Diese ziemlich verwirrende Entdeckung machten manche Museumsgründer zu Anfang des 19. Jahrhunderts, also zu der Zeit, da jene hybriden institutionellen Praktiken entstanden, die wir heute als Museum bezeichnen. Interessanter als der Fall München, wo man anläßlich der Errichtung eines Gebäudes für die Antikensammlung des Bayrischen Königs lieber ein neues Wort erfand, nämlich Glyptothek, als 'Museum' zu verwenden, ist Berlin, wo im Zuge der Errichtung und Planung des Königlichen Museum dieses Wort plötzlich verdächtig und umstritten ist. Aber dann doch gewählt wird, obwohl man in der kurz aufflammenden Kontroverse argumentiert, daß "die Alten" so etwas, was hier in Berlin gerade entstehe, nie gekannt hätten.
Das war eine Einsicht, die man auch heute nicht anders formulieren könnte. Aber dennoch hielt man in Berlin an 'Museum' fest - im Namen einer nicht näher erläuterten 'älteren' Bedeutungsschicht.
Ich vermute, daß man die wörtliche Bedeutung meinte und diese aktualisierte: Museum ist die lateinische Form des Griechischen Museion und das ist der "Musensitz", der Ort, an dem sich die Musen aufhalten und wo sie im Medium Tanz und Gesang Götter- und Gattungsgeschichte erzählen.

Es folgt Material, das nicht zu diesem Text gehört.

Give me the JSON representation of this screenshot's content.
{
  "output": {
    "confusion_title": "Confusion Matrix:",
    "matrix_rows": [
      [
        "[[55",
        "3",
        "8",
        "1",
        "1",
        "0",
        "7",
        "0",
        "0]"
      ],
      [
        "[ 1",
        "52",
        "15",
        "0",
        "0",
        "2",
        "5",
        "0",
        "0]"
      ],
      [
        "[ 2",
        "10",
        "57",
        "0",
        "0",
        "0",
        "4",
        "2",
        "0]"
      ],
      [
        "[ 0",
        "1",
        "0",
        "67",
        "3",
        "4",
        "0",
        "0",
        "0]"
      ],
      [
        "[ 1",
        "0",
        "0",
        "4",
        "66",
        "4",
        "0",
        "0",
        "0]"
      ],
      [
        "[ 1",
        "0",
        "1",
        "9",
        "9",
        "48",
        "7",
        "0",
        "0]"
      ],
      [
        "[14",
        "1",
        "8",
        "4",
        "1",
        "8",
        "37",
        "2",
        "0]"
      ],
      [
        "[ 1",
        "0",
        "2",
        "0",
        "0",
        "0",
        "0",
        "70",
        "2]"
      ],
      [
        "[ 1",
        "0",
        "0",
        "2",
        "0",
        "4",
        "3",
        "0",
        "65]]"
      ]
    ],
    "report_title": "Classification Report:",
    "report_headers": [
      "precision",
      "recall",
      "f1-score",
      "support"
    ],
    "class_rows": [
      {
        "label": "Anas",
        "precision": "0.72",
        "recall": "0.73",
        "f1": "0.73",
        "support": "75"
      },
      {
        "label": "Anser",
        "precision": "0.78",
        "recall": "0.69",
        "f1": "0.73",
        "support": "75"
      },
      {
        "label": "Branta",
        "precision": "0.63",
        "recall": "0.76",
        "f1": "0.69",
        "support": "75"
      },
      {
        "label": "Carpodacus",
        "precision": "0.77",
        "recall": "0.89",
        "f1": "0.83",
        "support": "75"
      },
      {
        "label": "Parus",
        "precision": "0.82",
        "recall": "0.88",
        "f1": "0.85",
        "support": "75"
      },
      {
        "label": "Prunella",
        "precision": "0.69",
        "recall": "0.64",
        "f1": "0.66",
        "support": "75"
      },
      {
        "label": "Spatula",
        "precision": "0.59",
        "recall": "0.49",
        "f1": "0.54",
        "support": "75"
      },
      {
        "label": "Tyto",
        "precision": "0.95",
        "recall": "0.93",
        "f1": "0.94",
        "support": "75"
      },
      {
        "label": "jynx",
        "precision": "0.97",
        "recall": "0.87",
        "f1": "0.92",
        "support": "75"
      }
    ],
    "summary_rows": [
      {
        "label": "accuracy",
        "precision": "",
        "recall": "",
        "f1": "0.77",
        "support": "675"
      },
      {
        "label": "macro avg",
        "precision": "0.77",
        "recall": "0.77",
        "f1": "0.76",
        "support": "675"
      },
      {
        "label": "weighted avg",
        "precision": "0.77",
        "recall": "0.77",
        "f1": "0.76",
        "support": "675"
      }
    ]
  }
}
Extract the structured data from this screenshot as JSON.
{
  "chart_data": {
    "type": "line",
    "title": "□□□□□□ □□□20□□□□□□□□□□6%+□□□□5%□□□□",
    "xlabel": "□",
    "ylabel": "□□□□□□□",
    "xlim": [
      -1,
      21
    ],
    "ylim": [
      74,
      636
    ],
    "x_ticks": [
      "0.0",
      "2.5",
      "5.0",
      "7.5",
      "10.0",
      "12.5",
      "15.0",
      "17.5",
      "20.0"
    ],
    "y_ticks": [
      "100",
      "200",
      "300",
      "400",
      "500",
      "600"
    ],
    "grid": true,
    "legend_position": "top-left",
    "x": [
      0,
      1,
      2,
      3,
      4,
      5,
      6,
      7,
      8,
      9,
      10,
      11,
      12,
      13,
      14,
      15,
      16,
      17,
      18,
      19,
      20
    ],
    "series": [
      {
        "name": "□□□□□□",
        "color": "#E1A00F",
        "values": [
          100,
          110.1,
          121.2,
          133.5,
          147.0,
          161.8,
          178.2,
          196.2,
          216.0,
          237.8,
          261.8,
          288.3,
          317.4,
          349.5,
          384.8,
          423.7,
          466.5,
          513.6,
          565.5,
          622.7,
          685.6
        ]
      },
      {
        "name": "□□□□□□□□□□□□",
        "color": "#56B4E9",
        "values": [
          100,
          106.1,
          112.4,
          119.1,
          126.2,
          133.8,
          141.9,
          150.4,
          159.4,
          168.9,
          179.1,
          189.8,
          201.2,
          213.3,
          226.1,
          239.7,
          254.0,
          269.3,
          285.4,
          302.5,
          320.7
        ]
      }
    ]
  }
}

Die Musen (ihre Zahl ist da noch ganz unbestimmt), Töchter der Göttin der Erinnerung, Mnemosyne und des Zeus sind also so etwas - und das ist etwas historisch Neues - wie ein kollektives Gedächtnis.
Die Musen erzählen Vergangenheit und Deuten Zukunft und versammeln das in der Gegenwart, an einem Ort der sowohl imaginär wie topografisch konkret sein kann: Das Museion. Eine Wiese, ein Hain. Ein vage bezeichneter und ebenso vage lokalisierbarer Platz.
Dieser Ort ist meist einer in der freien Natur, wo es weder Gebäude (etwa einen Tempel) gibt noch - das schon gar nicht - eine Sammlung von Gegenständen. Die Musen singen und tanzen, sie sammeln nicht. Ihr Gedächtnis ist das lebendige der gesprochen Sprache, nicht der Buchstabe des fixierten Textes.
Wenn man in Berlin "Museum" mit "Ruheort" übersetzt, könnte man das als Historisierung der Kunst verstehen. Im Rückgriff auf den Gedächtnisort des Museion und des Gedächtnismediums Musen wäre dann im Museum Kunst ein Gedächtnismedium, erst einmal eines ihrer eigenen Geschichte, die ab nun - chronologisch-kanonisch - das Sujet, der "Gegenstand", der Inhalt des Museums wäre.
Die allmähliche Transformation des Musenmythos, den er in der Antike durchmacht, hat mehrere Aspekte. Einer ist die - konfliktreiche, als Krise des Gedächtnisses in der Philosophie der Antike thematisierte - Ablösung des lebendigen Gedächtnisses, des 'liebenden Eingedenkens' -, durch ein technisches, das sich vom Sprecher und damit von Zeit und Ort lösen kann. Also die durch die Erfindung des Alphabets mögliche und damit auch transgenerationelle 'Monumentalisierung' des Gedächtnisses im Aufzeichnungsmedium Text. Da wurde schon eine für unsere Ohren ganz zeitgenössisch klingende Debatte geführt, ob die Aufzeichnungsmedien nicht das lebendige Gedächtnis zerstörten. Und das taucht ja auch tatsächlich in der Museologie als Frage auf: zerstört Musealisierung von Dingen nicht genau jene Erinnerung (mit den Funktionen), die einmal mit Objekten verknüpft waren? Ist das Aufbewahren von Objekten im Interesse der Erinnerungsfähigkeit nicht eine Zerstörung alles dessen, was einmal mit ihnen an Wissen, Emotionen, Handhabungen usw. verknüpft war. Also im Grunde ein Vergessen?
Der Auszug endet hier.